A coalition of campaigners and politicians have warned that the centenary of women’s suffrage in Britain could be a “missed opportunity” unless barriers to political participation are removed.
The newly-formed Centenary Action Group said that increasing the number of women in Parliament is “not only a basic human right” but also “necessary at a time when voter participation is low”.
The coalition of nearly 30 organisations, MPs and activists includes the Fawcett Society, the Electoral Reform Society, Jess Phillips, who chairs the women’s Parliamentary Labour Party, politicians from the SNP and Green Party, and Amnesty International UK.
Last year the Women and Equalities Committee in Parliament highlighted the glaring lack of representation in politics, adding that the UK has dropped to 48th place – from 25th in 1999 – in the global rankings of the representation of women in a country’s legislative chamber.
At the time, the committee chair and Conservative MP Maria Miller, said that political parties that fail to take steps to ensure that at least 45 per cent of all representatives in Parliament are women should be forced to do so through legislation.
In a statement, the newly-formed Centenary Action Group said: “Women in politics face an extraordinary amount of abuse, especially on social media, partly because they speak up but also simply because they are women,” the statement from the Centenary Action Group adds.
“This discourages women from participating in political debate.
“From the work undertaken towards women’s political participation the world over, there is clear evidence that the more diverse the decision makers are, the more widely power is spread – and less room there is for abuse and discrimination. It also makes it more likely that decision made will benefit everyone, including the most marginalised women and girls in the UK and beyond.
“Increasing women’s participation in politics is critical. It is a central tenant of the UN Global Goals. All countries are aiming for these goals, but most countries, including the UK, are still falling short.
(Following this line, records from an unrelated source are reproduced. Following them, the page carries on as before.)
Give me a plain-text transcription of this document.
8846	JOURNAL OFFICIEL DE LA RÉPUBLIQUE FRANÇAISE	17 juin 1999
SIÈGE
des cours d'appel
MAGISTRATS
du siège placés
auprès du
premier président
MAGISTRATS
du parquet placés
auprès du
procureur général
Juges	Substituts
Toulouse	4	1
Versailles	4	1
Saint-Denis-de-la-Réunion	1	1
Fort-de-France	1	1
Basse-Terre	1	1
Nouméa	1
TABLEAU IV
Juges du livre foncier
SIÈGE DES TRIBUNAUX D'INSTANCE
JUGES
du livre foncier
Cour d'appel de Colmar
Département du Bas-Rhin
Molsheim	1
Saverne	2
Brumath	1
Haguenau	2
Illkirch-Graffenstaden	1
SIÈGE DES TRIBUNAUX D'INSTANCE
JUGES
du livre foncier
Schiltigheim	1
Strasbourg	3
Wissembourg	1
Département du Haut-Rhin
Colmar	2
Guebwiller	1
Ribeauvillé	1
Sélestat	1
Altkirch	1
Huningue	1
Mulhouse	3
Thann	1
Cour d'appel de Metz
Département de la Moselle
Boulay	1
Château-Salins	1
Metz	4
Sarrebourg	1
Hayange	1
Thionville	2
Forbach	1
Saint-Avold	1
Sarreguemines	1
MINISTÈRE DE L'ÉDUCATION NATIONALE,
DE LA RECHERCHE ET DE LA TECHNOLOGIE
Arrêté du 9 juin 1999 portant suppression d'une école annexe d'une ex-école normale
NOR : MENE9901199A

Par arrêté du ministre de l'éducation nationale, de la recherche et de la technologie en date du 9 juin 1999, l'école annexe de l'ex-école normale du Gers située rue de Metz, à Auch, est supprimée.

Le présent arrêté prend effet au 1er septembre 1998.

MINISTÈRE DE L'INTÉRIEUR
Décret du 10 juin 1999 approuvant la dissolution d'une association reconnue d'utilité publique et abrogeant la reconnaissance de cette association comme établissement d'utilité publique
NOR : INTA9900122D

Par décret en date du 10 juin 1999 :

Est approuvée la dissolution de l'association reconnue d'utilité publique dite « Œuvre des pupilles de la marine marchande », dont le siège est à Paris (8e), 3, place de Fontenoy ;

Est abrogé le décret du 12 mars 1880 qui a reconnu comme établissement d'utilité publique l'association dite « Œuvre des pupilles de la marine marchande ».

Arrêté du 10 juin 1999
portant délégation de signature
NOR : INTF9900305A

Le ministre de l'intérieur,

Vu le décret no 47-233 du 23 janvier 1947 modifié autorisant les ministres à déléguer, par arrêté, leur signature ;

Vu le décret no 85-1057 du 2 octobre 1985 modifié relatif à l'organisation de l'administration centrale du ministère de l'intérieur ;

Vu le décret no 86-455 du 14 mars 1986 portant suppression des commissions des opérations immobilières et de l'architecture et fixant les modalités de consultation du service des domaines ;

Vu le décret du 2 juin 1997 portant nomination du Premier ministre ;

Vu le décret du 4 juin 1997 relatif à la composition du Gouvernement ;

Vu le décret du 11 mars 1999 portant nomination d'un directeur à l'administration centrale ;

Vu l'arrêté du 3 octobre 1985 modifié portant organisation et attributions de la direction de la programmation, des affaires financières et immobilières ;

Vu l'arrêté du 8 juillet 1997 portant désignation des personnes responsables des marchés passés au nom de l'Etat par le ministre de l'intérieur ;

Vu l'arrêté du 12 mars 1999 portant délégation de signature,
In the centenary year of women winning the right to vote, it’s time for action."
Sam Smethers, the chief executive of the Fawcett Society, said that system and cultures have to change, warning: “Unless they do, we risk the 2018 centenary being a missed opportunity. Our system of politics is failing to be relevant to women’s lives, actively putting them off.
“We know now that sexual harassment is commonplace in local and national politics; we see sexist attitudes driving the way women are treated in the council chamber and in the House of Commons. Lack of entitlement to maternity or paternity leave, means our elected representatives are far from being offered a modern workplace.”
The chief executive of the Electoral Reform Society, Darren Hughes, added that for democracy to be effective in the UK it “needs political institutions which are representative of all its citizens.
"Currently, there are still too many barriers to women's political participation, from institutional sexism and misogyny to a lack of support within parties themselves,” he added. “The fact that fewer than a third of Members of Parliament and councilors are women is holding back our progress. We need widescale reform of our political institutions to change that. The problems of under-representation stem from factors which can be fixed – if there is the will to change.
“Parties and politicians must urgently commit to removing barriers to participation. But more than that – they should be taking immediate action to ensure we have a truly representative democracy. In the centenary of the first votes for women, this is an opportunity that must not be missed.”